What is a micro machine?
One of the most important steps in computing technology in the coming years is likely to be a return to mechanical methods. Using the same sort of process used to create chips it is possible to fabricate mechanical parts - levers, gear wheels and small motors. The basic idea is that you start with a slab of polycrystalline silicon and using photographic techniques you etch away parts that are not required and deposit new layers of silicon to build up axles and to free cogs to rotate.
The best known example of a micro machine was created by the Sandia Laboratories in New Mexico. It is a complete motor developing 50uW of power in one square millimeter - still a bit big for some of the micromachines planned for the future! The motor consists of two interlocking sets of silicon fingers which can attract or repel each other as a voltage is applied. In this case the motive power is electrostatic but the same sort of principles could be applied to produce motion from heat or chemical action. The movement of two sets of combs is timed to move a small cog against a larger cog - so converting reciprocal motion to rotation.
The first micro motor may not be very exciting but remember these are early days yet and, like electronic chips, mechanical chips benefit from automatic mass production. When you print on a wafer of silicon you make not one machine but lots, all identical. The next step is to add the electronic control circuits next to the motor - but of course if we had developed mechanical computing this hybridisation would be unnecessary!
A close up of the output gear of Sandia’s micro engine
The micro engine
What are micromachines going to be used for? At the moment the answers are often restrained for fear of seeming to make ridiculous claims. Obvious applications, the ones that most workers are concentrating on, are sensors, gyros and drug delivery. The idea is that a micromachine could have a strain sensor or a gyroscopic attitude sensor and electronics built into a single chip sized package.

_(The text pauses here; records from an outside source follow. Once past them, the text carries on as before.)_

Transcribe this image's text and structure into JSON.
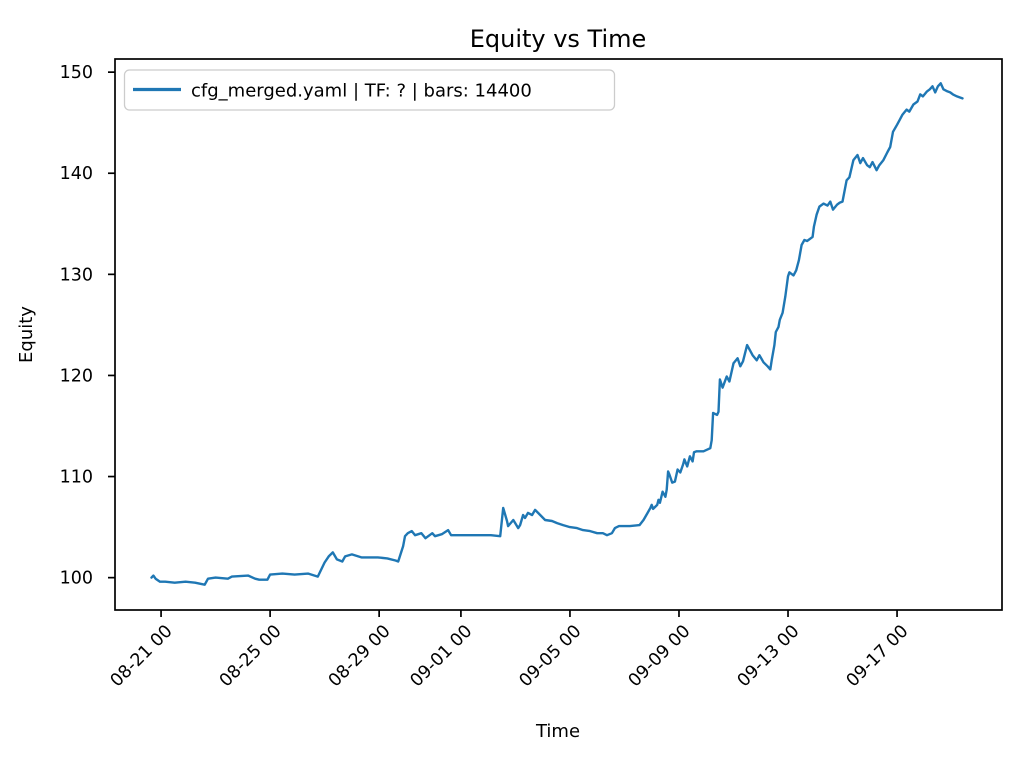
{
  "figure": {
    "background_color": "#ffffff",
    "spine_color": "#000000",
    "text_color": "#000000"
  },
  "chart_data": {
    "type": "line",
    "title": "Equity vs Time",
    "xlabel": "Time",
    "ylabel": "Equity",
    "grid": false,
    "legend": {
      "position": "upper left",
      "border_color": "#cccccc",
      "entries": [
        {
          "label": "cfg_merged.yaml | TF: ? | bars: 14400",
          "color": "#1f77b4"
        }
      ]
    },
    "x_axis": {
      "unit": "days since 08-21 00:00",
      "lim": [
        -1.69,
        30.85
      ],
      "ticks": [
        0,
        4,
        8,
        11,
        15,
        19,
        23,
        27
      ],
      "tick_labels": [
        "08-21 00",
        "08-25 00",
        "08-29 00",
        "09-01 00",
        "09-05 00",
        "09-09 00",
        "09-13 00",
        "09-17 00"
      ],
      "tick_rotation_deg": 45
    },
    "y_axis": {
      "lim": [
        96.8,
        151.3
      ],
      "ticks": [
        100,
        110,
        120,
        130,
        140,
        150
      ],
      "tick_labels": [
        "100",
        "110",
        "120",
        "130",
        "140",
        "150"
      ]
    },
    "series": [
      {
        "name": "cfg_merged.yaml | TF: ? | bars: 14400",
        "color": "#1f77b4",
        "line_width": 2.4,
        "points": [
          [
            -0.35,
            100.0
          ],
          [
            -0.28,
            100.2
          ],
          [
            -0.2,
            99.9
          ],
          [
            -0.04,
            99.6
          ],
          [
            0.15,
            99.6
          ],
          [
            0.5,
            99.5
          ],
          [
            0.9,
            99.6
          ],
          [
            1.25,
            99.5
          ],
          [
            1.6,
            99.3
          ],
          [
            1.72,
            99.9
          ],
          [
            2.0,
            100.0
          ],
          [
            2.45,
            99.9
          ],
          [
            2.6,
            100.1
          ],
          [
            3.2,
            100.2
          ],
          [
            3.45,
            99.9
          ],
          [
            3.6,
            99.8
          ],
          [
            3.9,
            99.8
          ],
          [
            4.0,
            100.3
          ],
          [
            4.45,
            100.4
          ],
          [
            4.9,
            100.3
          ],
          [
            5.4,
            100.4
          ],
          [
            5.75,
            100.1
          ],
          [
            6.0,
            101.5
          ],
          [
            6.15,
            102.1
          ],
          [
            6.3,
            102.5
          ],
          [
            6.45,
            101.8
          ],
          [
            6.65,
            101.6
          ],
          [
            6.75,
            102.1
          ],
          [
            7.0,
            102.3
          ],
          [
            7.35,
            102.0
          ],
          [
            7.95,
            102.0
          ],
          [
            8.3,
            101.9
          ],
          [
            8.6,
            101.7
          ],
          [
            8.7,
            101.6
          ],
          [
            8.88,
            103.1
          ],
          [
            8.95,
            104.1
          ],
          [
            9.05,
            104.4
          ],
          [
            9.2,
            104.6
          ],
          [
            9.32,
            104.2
          ],
          [
            9.55,
            104.4
          ],
          [
            9.7,
            103.9
          ],
          [
            9.8,
            104.1
          ],
          [
            9.95,
            104.4
          ],
          [
            10.05,
            104.1
          ],
          [
            10.3,
            104.3
          ],
          [
            10.53,
            104.7
          ],
          [
            10.64,
            104.2
          ],
          [
            11.0,
            104.2
          ],
          [
            11.4,
            104.2
          ],
          [
            11.8,
            104.2
          ],
          [
            12.1,
            104.2
          ],
          [
            12.44,
            104.1
          ],
          [
            12.55,
            106.9
          ],
          [
            12.69,
            105.6
          ],
          [
            12.73,
            105.1
          ],
          [
            12.92,
            105.7
          ],
          [
            12.99,
            105.4
          ],
          [
            13.1,
            104.9
          ],
          [
            13.17,
            105.2
          ],
          [
            13.28,
            106.2
          ],
          [
            13.35,
            105.9
          ],
          [
            13.46,
            106.4
          ],
          [
            13.61,
            106.2
          ],
          [
            13.72,
            106.7
          ],
          [
            13.83,
            106.4
          ],
          [
            14.09,
            105.7
          ],
          [
            14.34,
            105.6
          ],
          [
            14.53,
            105.4
          ],
          [
            14.75,
            105.2
          ],
          [
            15.0,
            105.0
          ],
          [
            15.26,
            104.9
          ],
          [
            15.48,
            104.7
          ],
          [
            15.74,
            104.6
          ],
          [
            16.0,
            104.4
          ],
          [
            16.21,
            104.4
          ],
          [
            16.36,
            104.2
          ],
          [
            16.54,
            104.4
          ],
          [
            16.65,
            104.9
          ],
          [
            16.8,
            105.1
          ],
          [
            17.2,
            105.1
          ],
          [
            17.55,
            105.2
          ],
          [
            17.7,
            105.7
          ],
          [
            17.85,
            106.4
          ],
          [
            17.95,
            106.9
          ],
          [
            18.0,
            107.2
          ],
          [
            18.05,
            106.8
          ],
          [
            18.2,
            107.2
          ],
          [
            18.25,
            107.7
          ],
          [
            18.3,
            107.4
          ],
          [
            18.4,
            108.5
          ],
          [
            18.5,
            108.0
          ],
          [
            18.55,
            108.7
          ],
          [
            18.6,
            110.5
          ],
          [
            18.65,
            110.2
          ],
          [
            18.75,
            109.4
          ],
          [
            18.85,
            109.5
          ],
          [
            18.95,
            110.7
          ],
          [
            19.05,
            110.4
          ],
          [
            19.15,
            111.2
          ],
          [
            19.2,
            111.7
          ],
          [
            19.3,
            111.0
          ],
          [
            19.4,
            112.0
          ],
          [
            19.5,
            111.5
          ],
          [
            19.55,
            112.4
          ],
          [
            19.65,
            112.5
          ],
          [
            19.9,
            112.5
          ],
          [
            20.15,
            112.8
          ],
          [
            20.2,
            113.6
          ],
          [
            20.25,
            116.3
          ],
          [
            20.4,
            116.1
          ],
          [
            20.45,
            116.4
          ],
          [
            20.5,
            119.6
          ],
          [
            20.6,
            118.8
          ],
          [
            20.75,
            119.9
          ],
          [
            20.85,
            119.4
          ],
          [
            21.0,
            121.2
          ],
          [
            21.15,
            121.7
          ],
          [
            21.25,
            120.9
          ],
          [
            21.35,
            121.4
          ],
          [
            21.5,
            123.0
          ],
          [
            21.6,
            122.5
          ],
          [
            21.7,
            122.0
          ],
          [
            21.85,
            121.5
          ],
          [
            21.95,
            122.0
          ],
          [
            22.1,
            121.3
          ],
          [
            22.25,
            120.9
          ],
          [
            22.35,
            120.6
          ],
          [
            22.4,
            121.5
          ],
          [
            22.5,
            123.0
          ],
          [
            22.55,
            124.3
          ],
          [
            22.65,
            124.8
          ],
          [
            22.7,
            125.5
          ],
          [
            22.8,
            126.2
          ],
          [
            22.9,
            127.8
          ],
          [
            23.0,
            129.8
          ],
          [
            23.05,
            130.2
          ],
          [
            23.2,
            129.9
          ],
          [
            23.3,
            130.4
          ],
          [
            23.4,
            131.4
          ],
          [
            23.5,
            132.9
          ],
          [
            23.6,
            133.4
          ],
          [
            23.7,
            133.3
          ],
          [
            23.9,
            133.7
          ],
          [
            23.95,
            134.7
          ],
          [
            24.05,
            135.9
          ],
          [
            24.15,
            136.7
          ],
          [
            24.3,
            137.0
          ],
          [
            24.45,
            136.8
          ],
          [
            24.55,
            137.2
          ],
          [
            24.65,
            136.4
          ],
          [
            24.8,
            136.9
          ],
          [
            24.9,
            137.1
          ],
          [
            25.0,
            137.2
          ],
          [
            25.15,
            139.3
          ],
          [
            25.25,
            139.6
          ],
          [
            25.4,
            141.3
          ],
          [
            25.55,
            141.8
          ],
          [
            25.65,
            141.0
          ],
          [
            25.75,
            141.5
          ],
          [
            25.9,
            140.8
          ],
          [
            26.0,
            140.6
          ],
          [
            26.1,
            141.1
          ],
          [
            26.25,
            140.3
          ],
          [
            26.35,
            140.8
          ],
          [
            26.5,
            141.3
          ],
          [
            26.65,
            142.1
          ],
          [
            26.75,
            142.6
          ],
          [
            26.85,
            144.1
          ],
          [
            27.0,
            144.8
          ],
          [
            27.1,
            145.3
          ],
          [
            27.2,
            145.8
          ],
          [
            27.35,
            146.3
          ],
          [
            27.45,
            146.1
          ],
          [
            27.6,
            146.8
          ],
          [
            27.75,
            147.1
          ],
          [
            27.85,
            147.8
          ],
          [
            27.95,
            147.6
          ],
          [
            28.1,
            148.1
          ],
          [
            28.2,
            148.3
          ],
          [
            28.3,
            148.6
          ],
          [
            28.4,
            148.0
          ],
          [
            28.5,
            148.6
          ],
          [
            28.6,
            148.9
          ],
          [
            28.7,
            148.3
          ],
          [
            28.85,
            148.1
          ],
          [
            28.95,
            148.0
          ],
          [
            29.05,
            147.8
          ],
          [
            29.2,
            147.6
          ],
          [
            29.3,
            147.5
          ],
          [
            29.4,
            147.4
          ]
        ]
      }
    ]
  }
}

The idea of using a micromachine to deliver drugs is getting a bit closer to the more sci fi applications. Why not swallow a micromachine and let it decide when you need a dose of something - delivered of course with a motorised micro pipette. Only a tiny step further on is the idea of building insect sized robots that could do difficult jobs in very small places. Swallowing an ant sized machine to cure whatever ails you or popping one inside some failed machinery seems like a really good idea!
A micro machine - the large white lumps are grains of rice - the car has an electric motor which runs!